L’École des Femmes
L’Ecole des Femmes de Molière, mise en scène de Gwénaël Morin
Au Théâtre du Point du Jour dont il est le directeur depuis janvier 2013, Gwénaël Morin continue à faire du théâtre autrement. Il approfondit sa conception du Théâtre Permanent, centré sur l’idée du collectif. La troupe répète l’après-midi, joue le soir, et les comédiens peuvent interchanger leurs rôles.
Collectif aussi par rapport au public qui peut participer à des ateliers le matin et dans certains cas, être sollicité pour la représentation. La maison/théâtre est ouverte sur le quartier, désacralisée en somme et la place est à 5 euros pour tous.

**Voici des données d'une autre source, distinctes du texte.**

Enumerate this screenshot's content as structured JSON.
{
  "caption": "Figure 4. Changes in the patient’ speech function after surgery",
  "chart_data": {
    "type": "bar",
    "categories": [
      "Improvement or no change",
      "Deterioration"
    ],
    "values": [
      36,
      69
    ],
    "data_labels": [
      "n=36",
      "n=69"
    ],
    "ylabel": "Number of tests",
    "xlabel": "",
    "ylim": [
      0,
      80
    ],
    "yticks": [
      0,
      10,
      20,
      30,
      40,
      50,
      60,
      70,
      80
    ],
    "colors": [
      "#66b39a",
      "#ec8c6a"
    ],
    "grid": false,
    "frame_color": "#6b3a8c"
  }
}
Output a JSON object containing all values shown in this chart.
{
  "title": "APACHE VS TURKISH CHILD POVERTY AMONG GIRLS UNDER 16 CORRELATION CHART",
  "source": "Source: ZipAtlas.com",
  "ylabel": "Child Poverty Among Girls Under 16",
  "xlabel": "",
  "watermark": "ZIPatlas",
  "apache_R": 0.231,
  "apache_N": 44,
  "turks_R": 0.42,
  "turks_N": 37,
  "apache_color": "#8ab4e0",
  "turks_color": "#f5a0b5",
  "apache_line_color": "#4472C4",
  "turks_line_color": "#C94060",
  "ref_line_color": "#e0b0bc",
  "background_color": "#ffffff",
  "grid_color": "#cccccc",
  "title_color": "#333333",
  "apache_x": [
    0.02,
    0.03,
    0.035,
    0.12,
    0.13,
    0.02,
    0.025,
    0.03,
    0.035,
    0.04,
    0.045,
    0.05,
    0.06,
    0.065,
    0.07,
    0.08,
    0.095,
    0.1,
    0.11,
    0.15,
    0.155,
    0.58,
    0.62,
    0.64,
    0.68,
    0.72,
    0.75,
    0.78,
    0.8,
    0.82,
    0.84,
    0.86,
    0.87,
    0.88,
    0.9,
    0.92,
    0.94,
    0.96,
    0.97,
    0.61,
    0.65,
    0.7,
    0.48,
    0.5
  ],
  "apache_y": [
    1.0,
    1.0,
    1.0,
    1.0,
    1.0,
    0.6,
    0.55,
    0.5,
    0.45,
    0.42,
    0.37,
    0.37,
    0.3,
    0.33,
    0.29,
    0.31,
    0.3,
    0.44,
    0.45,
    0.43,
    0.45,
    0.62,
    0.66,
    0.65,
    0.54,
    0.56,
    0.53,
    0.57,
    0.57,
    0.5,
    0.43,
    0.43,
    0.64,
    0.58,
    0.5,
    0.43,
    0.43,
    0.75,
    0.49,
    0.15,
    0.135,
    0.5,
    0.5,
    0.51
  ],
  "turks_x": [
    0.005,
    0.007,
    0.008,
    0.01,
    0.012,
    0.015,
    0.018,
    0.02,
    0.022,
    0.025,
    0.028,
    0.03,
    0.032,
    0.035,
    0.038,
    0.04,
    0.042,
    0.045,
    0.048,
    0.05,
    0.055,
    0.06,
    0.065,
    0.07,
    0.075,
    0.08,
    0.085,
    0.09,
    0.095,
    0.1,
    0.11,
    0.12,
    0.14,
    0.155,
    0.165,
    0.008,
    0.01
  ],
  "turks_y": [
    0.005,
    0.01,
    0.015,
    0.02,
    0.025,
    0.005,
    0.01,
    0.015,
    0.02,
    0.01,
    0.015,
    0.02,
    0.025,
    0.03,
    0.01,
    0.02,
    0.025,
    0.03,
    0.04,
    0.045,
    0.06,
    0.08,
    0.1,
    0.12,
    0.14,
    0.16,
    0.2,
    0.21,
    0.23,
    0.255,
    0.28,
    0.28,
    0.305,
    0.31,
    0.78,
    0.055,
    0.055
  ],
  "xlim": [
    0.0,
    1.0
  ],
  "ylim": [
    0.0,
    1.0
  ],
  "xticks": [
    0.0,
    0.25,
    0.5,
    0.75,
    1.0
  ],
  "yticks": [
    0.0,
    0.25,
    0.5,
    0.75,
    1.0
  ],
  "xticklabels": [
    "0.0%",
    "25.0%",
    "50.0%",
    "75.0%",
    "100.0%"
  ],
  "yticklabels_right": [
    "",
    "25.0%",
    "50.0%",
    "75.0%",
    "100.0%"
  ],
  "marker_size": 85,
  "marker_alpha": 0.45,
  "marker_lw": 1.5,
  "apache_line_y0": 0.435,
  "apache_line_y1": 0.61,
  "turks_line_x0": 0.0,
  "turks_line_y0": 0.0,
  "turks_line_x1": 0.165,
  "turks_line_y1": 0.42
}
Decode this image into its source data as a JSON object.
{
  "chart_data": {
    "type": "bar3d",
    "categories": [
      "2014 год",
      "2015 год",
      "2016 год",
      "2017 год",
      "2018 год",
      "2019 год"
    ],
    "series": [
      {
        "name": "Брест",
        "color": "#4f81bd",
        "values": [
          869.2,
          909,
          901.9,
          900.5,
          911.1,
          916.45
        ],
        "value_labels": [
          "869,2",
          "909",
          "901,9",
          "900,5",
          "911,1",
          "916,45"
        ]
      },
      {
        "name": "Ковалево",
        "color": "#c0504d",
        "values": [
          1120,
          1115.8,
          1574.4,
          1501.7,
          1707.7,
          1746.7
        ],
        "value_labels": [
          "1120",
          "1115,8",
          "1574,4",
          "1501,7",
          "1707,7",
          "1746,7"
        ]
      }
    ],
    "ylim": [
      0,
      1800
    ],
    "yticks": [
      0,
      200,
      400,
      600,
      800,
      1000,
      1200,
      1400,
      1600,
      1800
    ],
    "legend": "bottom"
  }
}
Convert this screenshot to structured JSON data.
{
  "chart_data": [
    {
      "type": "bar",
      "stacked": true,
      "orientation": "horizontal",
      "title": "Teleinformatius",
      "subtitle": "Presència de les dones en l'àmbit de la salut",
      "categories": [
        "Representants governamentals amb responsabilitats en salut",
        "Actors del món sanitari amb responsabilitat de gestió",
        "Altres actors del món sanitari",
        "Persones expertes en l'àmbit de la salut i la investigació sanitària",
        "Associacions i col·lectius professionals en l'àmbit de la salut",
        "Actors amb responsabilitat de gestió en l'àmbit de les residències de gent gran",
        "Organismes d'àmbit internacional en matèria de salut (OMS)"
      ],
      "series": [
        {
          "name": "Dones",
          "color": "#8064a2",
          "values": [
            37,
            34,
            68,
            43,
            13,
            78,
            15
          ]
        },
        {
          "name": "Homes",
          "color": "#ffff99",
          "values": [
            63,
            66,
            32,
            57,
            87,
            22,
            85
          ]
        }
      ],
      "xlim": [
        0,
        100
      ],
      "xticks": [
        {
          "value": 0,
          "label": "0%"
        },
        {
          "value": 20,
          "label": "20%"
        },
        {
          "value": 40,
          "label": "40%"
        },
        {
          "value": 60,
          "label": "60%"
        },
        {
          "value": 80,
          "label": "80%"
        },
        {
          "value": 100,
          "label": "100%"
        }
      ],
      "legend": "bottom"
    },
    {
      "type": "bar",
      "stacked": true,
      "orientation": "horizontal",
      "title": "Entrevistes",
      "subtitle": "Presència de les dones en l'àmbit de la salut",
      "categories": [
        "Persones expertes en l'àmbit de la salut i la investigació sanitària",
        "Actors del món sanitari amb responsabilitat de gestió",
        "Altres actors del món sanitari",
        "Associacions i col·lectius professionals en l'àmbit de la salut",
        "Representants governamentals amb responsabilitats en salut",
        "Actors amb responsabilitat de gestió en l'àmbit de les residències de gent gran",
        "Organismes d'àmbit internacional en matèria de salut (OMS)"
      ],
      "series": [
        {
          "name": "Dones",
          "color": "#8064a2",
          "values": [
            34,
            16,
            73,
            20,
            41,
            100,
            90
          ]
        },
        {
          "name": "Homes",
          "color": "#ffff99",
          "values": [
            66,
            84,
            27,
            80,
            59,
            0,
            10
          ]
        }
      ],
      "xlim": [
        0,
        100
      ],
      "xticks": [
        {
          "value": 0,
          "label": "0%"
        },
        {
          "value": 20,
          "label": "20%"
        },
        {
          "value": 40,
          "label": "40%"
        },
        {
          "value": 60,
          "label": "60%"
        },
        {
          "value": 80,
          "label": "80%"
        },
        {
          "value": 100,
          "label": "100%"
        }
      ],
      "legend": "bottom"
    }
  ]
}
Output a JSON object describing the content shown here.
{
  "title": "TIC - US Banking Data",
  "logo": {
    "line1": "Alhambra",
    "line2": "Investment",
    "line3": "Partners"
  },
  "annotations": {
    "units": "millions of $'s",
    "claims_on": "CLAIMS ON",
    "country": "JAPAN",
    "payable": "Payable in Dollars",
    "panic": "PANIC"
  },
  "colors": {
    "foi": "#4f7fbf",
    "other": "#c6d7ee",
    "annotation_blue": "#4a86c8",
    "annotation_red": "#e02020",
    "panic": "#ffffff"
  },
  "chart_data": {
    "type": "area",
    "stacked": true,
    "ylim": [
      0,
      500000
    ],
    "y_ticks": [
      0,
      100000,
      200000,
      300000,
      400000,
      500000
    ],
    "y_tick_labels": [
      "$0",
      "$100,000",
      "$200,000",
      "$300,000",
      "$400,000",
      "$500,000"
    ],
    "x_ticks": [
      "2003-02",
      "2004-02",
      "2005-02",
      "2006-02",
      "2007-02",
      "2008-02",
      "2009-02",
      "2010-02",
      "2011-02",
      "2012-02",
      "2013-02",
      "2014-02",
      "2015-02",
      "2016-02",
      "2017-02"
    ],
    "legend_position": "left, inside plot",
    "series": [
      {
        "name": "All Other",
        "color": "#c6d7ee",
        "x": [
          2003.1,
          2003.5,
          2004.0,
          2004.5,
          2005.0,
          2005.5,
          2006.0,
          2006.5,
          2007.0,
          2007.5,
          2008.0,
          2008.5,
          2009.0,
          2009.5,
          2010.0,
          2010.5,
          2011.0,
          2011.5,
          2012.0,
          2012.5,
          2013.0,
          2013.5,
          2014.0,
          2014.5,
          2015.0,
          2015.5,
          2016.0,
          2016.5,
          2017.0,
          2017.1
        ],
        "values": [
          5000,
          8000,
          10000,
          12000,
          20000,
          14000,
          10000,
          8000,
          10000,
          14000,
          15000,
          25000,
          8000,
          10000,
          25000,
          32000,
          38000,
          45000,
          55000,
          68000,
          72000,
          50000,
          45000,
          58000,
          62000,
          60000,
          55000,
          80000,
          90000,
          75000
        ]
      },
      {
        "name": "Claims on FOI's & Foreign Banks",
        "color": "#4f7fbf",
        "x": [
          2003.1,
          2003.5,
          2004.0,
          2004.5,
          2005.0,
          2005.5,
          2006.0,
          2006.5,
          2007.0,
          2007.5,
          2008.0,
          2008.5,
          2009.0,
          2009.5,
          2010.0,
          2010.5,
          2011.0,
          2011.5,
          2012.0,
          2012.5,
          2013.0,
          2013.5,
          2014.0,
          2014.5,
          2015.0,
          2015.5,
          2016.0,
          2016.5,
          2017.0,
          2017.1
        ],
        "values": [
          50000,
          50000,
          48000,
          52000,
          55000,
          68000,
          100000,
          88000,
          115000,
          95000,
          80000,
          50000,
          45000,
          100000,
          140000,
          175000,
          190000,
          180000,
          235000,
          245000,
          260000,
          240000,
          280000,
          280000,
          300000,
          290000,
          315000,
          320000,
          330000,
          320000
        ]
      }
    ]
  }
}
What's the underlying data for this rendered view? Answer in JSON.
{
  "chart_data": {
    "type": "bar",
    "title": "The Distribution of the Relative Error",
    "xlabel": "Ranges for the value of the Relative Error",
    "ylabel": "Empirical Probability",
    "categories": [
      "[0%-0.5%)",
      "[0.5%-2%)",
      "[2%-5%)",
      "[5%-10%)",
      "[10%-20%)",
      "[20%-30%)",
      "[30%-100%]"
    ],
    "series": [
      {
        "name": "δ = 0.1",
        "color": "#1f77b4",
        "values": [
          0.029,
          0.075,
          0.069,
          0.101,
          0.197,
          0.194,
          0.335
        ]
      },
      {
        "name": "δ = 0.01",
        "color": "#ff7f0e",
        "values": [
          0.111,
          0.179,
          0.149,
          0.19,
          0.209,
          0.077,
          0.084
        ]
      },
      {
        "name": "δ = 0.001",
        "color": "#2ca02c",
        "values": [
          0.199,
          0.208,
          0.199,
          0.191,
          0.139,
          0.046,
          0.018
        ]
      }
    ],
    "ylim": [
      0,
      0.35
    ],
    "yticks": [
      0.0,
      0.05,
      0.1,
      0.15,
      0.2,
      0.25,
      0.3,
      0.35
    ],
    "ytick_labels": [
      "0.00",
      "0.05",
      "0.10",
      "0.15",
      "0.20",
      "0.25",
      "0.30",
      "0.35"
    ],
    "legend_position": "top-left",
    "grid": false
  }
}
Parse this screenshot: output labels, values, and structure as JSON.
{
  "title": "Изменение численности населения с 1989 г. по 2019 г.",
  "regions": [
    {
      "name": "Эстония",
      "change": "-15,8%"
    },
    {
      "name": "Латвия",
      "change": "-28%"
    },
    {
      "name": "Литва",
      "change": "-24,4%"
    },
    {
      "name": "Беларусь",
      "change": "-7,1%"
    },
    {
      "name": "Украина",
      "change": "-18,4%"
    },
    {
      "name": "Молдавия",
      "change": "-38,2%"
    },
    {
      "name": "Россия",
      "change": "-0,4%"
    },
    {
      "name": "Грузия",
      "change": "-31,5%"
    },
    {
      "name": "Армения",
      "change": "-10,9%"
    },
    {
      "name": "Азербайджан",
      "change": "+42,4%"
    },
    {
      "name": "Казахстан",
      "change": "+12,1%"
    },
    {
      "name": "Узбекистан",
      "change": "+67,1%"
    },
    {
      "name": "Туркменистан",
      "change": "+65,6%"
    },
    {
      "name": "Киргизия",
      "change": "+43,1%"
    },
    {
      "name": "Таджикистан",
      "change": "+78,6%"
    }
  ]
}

On y fabrique aussi un journal quotidien qui est lu à 18 heures: on y raconte des anecdotes autour des spectacles et des répétitions et on élargit les thèmes développés par l’œuvre. L’important étant de faciliter l’accès aux textes, toujours avec l’idée d’un théâtre pour tous. A ce public qu’on voudrait nouveau, plus diversifié, on propose les pièces du répertoire ; ainsi après Shakespeare, en juin, ce sera Molière et Sophocle mais aussi des auteurs contemporains reconnus.
Actuellement, on joue L’Ecole des Femmes, dans un total dépouillement : on a juste gardé le rideau de scène qui permet de ponctuer les actes mais plus de jeux de lumière… Le plateau comme la salle resteront éclairés pendant tout le spectacle. Pas de costumes, les comédiens portent des vêtements qui semblent être les leurs. Et trois accessoires seulement: Arnolphe tient un bâton de brigadier, (celui qui frappe les trois coups dans le théâtre traditionnel) ; c’est ici l’insigne de son pouvoir sur le lieu et les gens, et il n’hésite pas à l’utiliser. Agnès a un torchon de cuisine (symbole dérisoire de la condition féminine) qui se révèle riche en métamorphoses. Et une chaise en plastique qu’elle utilisera pour se protéger des éclats de colère du maître de maison,…
Le texte est joué avec ses vers et ses diérèses (qui sont appuyées pour déclencher un effet comique) mais souvent en accéléré jusqu’à devenir difficilement compréhensible.Certaines scènes du texte plus conventionnelles peuvent sans doute être escamotées mais on aurait aimé que la réplique culte d’Agnès: «Le petit chat est mort » ne passe pas inaperçue et on regrette que le moment déterminant où Arnolphe découvre qu’il est tombé amoureux, soit si peu mis en valeur.
Mais rarement L’Ecole des Femmes n’aura été jouée d’une manière aussi cohérente, rarement Arnolphe n’aura été aussi omniprésent, puissant maître de maison capable d’une grande brutalité, et Agnès aussi émouvante. La mise en scène met en évidence la brutalité des rapports entre l’homme et la femme, l’aveuglement du mâle dès qu’il s’agit de définir la place de la femme, et sa condition tragique quand elle est victime d’un mariage forcé. Une belle performance !
Elyane Gérôme
Théâtre du Point du Jour 7 rue des Aqueducs (69005) jusqu’au 31 mai, du mardi au samedi à 20h.